Speaker of the Bihar Legislative Assembly
- In office 26 August 2022 – 12 February 2024
- Preceded by: Vijay Kumar Sinha
- Succeeded by: Nand Kishore Yadav

Member of Bihar Legislative Assembly
- In office 2020–2025
- Preceded by: Vyas Deo Prasad
- Succeeded by: Mangal Pandey
- Constituency: Siwan
- In office 1985–2005
- Preceded by: Janardan Tiwari
- Succeeded by: Vyas Deo Prasad
- Constituency: Siwan

Personal details
- Born: Awadh Bihari Choudhary 17 August 1954 (age 72) Siwan, Bihar, India
- Party: Rashtriya Janata Dal (1997-present)
- Other political affiliations: Janata Dal (before 1997) Janata Party
- Profession: Politician, social worker

= Awadh Bihari Choudhary =

Indian politician

Awadh Bihari Choudhary, also known as Awadh Bihari Yadav, is an Indian politician.

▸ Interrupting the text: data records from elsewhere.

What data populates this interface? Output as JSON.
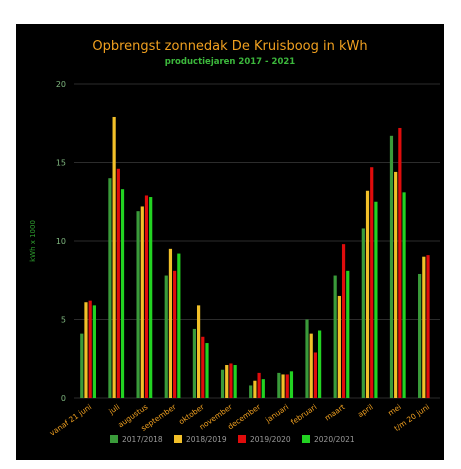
{
  "chart_data": {
    "type": "bar",
    "title": "Opbrengst zonnedak De Kruisboog in kWh",
    "subtitle": "productiejaren 2017 - 2021",
    "xlabel": "",
    "ylabel": "kWh x 1000",
    "ylim": [
      0,
      20
    ],
    "yticks": [
      0,
      5,
      10,
      15,
      20
    ],
    "grid": true,
    "legend_position": "bottom",
    "categories": [
      "vanaf 21 juni",
      "juli",
      "augustus",
      "september",
      "oktober",
      "november",
      "december",
      "januari",
      "februari",
      "maart",
      "april",
      "mei",
      "t/m 20 juni"
    ],
    "series": [
      {
        "name": "2017/2018",
        "color": "#3a9b3a",
        "values": [
          4.1,
          14.0,
          11.9,
          7.8,
          4.4,
          1.8,
          0.8,
          1.6,
          5.0,
          7.8,
          10.8,
          16.7,
          7.9
        ]
      },
      {
        "name": "2018/2019",
        "color": "#f2c029",
        "values": [
          6.1,
          17.9,
          12.2,
          9.5,
          5.9,
          2.1,
          1.1,
          1.5,
          4.1,
          6.5,
          13.2,
          14.4,
          9.0
        ]
      },
      {
        "name": "2019/2020",
        "color": "#e00c0c",
        "values": [
          6.2,
          14.6,
          12.9,
          8.1,
          3.9,
          2.2,
          1.6,
          1.5,
          2.9,
          9.8,
          14.7,
          17.2,
          9.1
        ]
      },
      {
        "name": "2020/2021",
        "color": "#22d322",
        "values": [
          5.9,
          13.3,
          12.8,
          9.2,
          3.5,
          2.1,
          1.2,
          1.7,
          4.3,
          8.1,
          12.5,
          13.1,
          null
        ]
      }
    ]
  }
}
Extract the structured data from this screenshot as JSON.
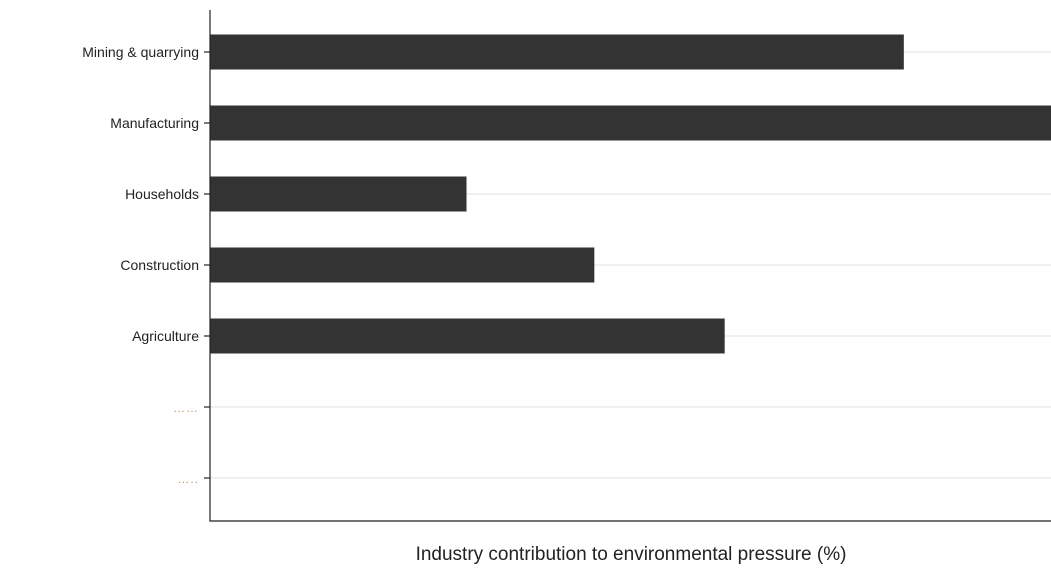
{
  "chart_data": {
    "type": "bar",
    "orientation": "horizontal",
    "categories": [
      "Mining  & quarrying",
      "Manufacturing",
      "Households",
      "Construction",
      "Agriculture",
      "……",
      "….."
    ],
    "values": [
      82.5,
      100,
      30.5,
      45.7,
      61.2,
      null,
      null
    ],
    "xlabel": "Industry contribution to environmental pressure (%)",
    "ylabel": "",
    "xlim": [
      0,
      100
    ],
    "x_tick_labels_shown": false,
    "grid": "horizontal gridlines at each category",
    "legend": "none",
    "colors": {
      "bar": "#333333",
      "grid": "#e6e6e6",
      "axis": "#222222",
      "placeholder_label": "#b89a6a"
    }
  }
}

He served as the Speaker of the Bihar Legislative Assembly, Government of Bihar. He has been elected five times from Siwan constituency as a member of Janata Dal as well as Rashtriya Janata Dal. He is one of the most senior politicians in Rashtriya Janata Dal, and has also earlier served as an Education Minister of Bihar in Rabri Devi government.